Table 4. The distribution of shooting data of players of 5 positions at 7 locations.
represents the value of density. The area between the curve and the x-axis is one. There are two climaxes in Figure 3, at 0 and 25 feet.
It’s obvious that the climax at 0 feet because players of all positions will sometimes attack the basket. Although it’s always crowded and the defense is also tough, the short- distance from the basketry can increase the hit rate by certain extent. 25 feet is where the three-point line is located. Harden is a shooting guard so he’s also a three-point shooter.
The data of other players are basically similar with that of Harden.
3.4. Data Statistics and Analysis of Scoring Method
The data we collect included 47 kinds of scoring methods. According to the percentage occupied by each scoring method, the data of the number of shots is shown in Figure 4.
The top 10 scoring methods are listed in Figure 4 and the rest are combined into one. The top three methods are Jump Shot, Layup Shot and Driving Layup Shot. Two-thirds of the total are consisted of them.
3.5. Analysis of the Time Order of Two-Point and Three-Point Shots
Next, let’s analyze the shooting data of two-point and three-point shots. We turn the data of three-point shots of the 25 players into a picture according to the time in the game. We show time series of three-pointer in Figure 5
We show the distribution of the data of two-point and three-point shots in six quarters (including two quarters of overtime) in Figure 6.
We find that the attempts of two-point shots decrease as time passes and that of three-point shots reach the climax at the third quarter. After half of the game, the players begin to get into the right state and to attempt three-point shots. Also, maybe the team wants to increase the advantage or decrease the disadvantage by three-point shots.
The distribution of the data of two-point shots and three-point shots during the last five minutes in the game is shown in Figure 7.
Figure 4. Percentage of shots by different means of shooting.
Figure 5. Time series of three-pointer.
Figure 6. Distribution of the data of two-point and three-point shots in six quarters.
Figure 7. Distribution of the data of two-point shots and three-point shots during the last five minutes.
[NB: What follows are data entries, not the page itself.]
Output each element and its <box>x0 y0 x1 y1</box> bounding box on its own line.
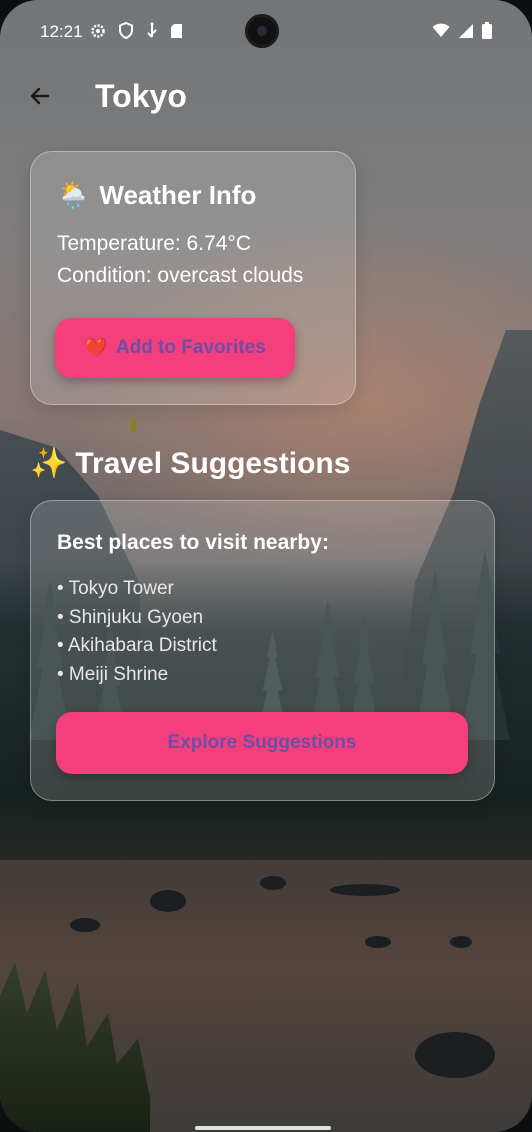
heart-icon: ❤️ <box>84 338 108 359</box>
sparkles-icon: ✨ <box>30 447 68 480</box>
add-to-favorites-label: Add to Favorites <box>115 337 266 358</box>
device-screen: 12:21 Tokyo 🌦️ Weather Info Temperature:… <box>0 0 532 1132</box>
front-camera <box>245 14 279 48</box>
arrow-back-icon <box>28 84 52 113</box>
signal-icon <box>458 23 474 44</box>
list-item: • Shinjuku Gyoen <box>57 606 204 628</box>
cloud-rain-sun-icon: 🌦️ <box>57 180 90 210</box>
shield-icon <box>118 21 134 44</box>
travel-suggestions-label: Travel Suggestions <box>75 446 351 480</box>
explore-suggestions-label: Explore Suggestions <box>167 732 357 753</box>
add-to-favorites-button[interactable]: ❤️ Add to Favorites <box>55 318 295 378</box>
suggestions-card: Best places to visit nearby: • Tokyo Tow… <box>30 500 495 801</box>
sd-card-icon <box>170 23 183 44</box>
wifi-icon <box>432 23 450 43</box>
list-item: • Tokyo Tower <box>57 578 174 599</box>
suggestions-card-heading: Best places to visit nearby: <box>57 531 329 554</box>
page-title: Tokyo <box>95 78 187 114</box>
list-item: • Akihabara District <box>57 635 217 656</box>
temperature-text: Temperature: 6.74°C <box>57 232 251 255</box>
weather-info-card: 🌦️ Weather Info Temperature: 6.74°C Cond… <box>30 151 356 405</box>
places-list: • Tokyo Tower • Shinjuku Gyoen • Akihaba… <box>57 575 217 689</box>
weather-title-label: Weather Info <box>99 180 257 210</box>
small-marker <box>131 418 136 432</box>
home-indicator[interactable] <box>195 1126 331 1130</box>
status-time: 12:21 <box>40 22 83 41</box>
condition-text: Condition: overcast clouds <box>57 264 304 287</box>
battery-icon <box>482 22 492 44</box>
weather-card-title: 🌦️ Weather Info <box>57 180 256 211</box>
status-icons-left <box>90 21 183 44</box>
travel-suggestions-heading: ✨ Travel Suggestions <box>30 446 350 481</box>
explore-suggestions-button[interactable]: Explore Suggestions <box>56 712 468 774</box>
list-item: • Meiji Shrine <box>57 663 169 685</box>
back-button[interactable] <box>22 80 58 116</box>
status-icons-right <box>432 22 492 44</box>
usb-icon <box>146 22 158 44</box>
app-bar: Tokyo <box>0 70 532 126</box>
gear-icon <box>90 23 106 44</box>
status-bar: 12:21 <box>0 0 532 62</box>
We discover that the number of two-point shots is the smallest and that of three- point shots is the biggest at the 46th minute. We think that maybe it is the crucial time in a close game and there’s still possibility to cover the gap between points by successful three-point shots. As time goes by, the chance of closing the gap keeps decreasing after the 46th minute and many teams will choose to accept the result without struggling anymore.
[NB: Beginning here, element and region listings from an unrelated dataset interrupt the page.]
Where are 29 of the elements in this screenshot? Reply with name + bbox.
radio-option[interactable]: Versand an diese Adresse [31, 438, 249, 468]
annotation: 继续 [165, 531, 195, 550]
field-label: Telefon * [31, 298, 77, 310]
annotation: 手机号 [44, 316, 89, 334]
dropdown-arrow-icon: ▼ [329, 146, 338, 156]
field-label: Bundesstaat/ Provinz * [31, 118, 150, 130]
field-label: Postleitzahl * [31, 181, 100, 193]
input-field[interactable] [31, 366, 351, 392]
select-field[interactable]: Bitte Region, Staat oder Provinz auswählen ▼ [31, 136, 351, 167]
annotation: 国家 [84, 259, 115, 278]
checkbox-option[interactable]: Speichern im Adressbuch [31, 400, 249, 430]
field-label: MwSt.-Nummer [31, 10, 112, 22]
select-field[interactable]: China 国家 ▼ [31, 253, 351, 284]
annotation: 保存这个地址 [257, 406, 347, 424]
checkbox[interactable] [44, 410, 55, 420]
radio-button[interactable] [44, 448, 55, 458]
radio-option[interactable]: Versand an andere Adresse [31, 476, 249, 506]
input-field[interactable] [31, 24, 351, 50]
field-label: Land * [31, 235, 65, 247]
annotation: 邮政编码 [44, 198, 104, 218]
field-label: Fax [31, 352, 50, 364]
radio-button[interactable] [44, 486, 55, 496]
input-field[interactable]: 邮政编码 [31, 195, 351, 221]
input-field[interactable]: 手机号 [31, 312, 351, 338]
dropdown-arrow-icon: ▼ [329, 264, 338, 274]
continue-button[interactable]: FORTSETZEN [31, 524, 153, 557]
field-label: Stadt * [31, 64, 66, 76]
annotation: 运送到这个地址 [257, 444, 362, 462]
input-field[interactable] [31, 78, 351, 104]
4. Conclusion Using the Template
In this paper, we first look back at the important events of applying data to analyze the basketball matches. Then we choose 25 star players of all five positions from NBA official website and download their data (25,000 in total). Next, we analyze the data from many aspects: positions of players, time, space, etc. With respect to the positions of the players, we analyze the differences and similarities of the shooting data and find that all of them prefer to make shots right in front of the basketry. Concerning about the space, we divide the court into five and seven locations. We compare the data and use Harden’s data to analyze the relationship between the number of shots and the distance from the basketry. It turns out that there are two climaxes at the location of the basketry and the three-point line. In the aspect of time, we give the time order of two-point and three-point shots and their characteristics during the last five minutes of the game. It shows that the attempts of two-point shots reach the lowest and those of three-point reach the highest.
Through the study of this passage, we find some more detailed results and try to explain them. We believe that with the data analysis in depth, more phenomena will be discovered and may be used in basketball training and games.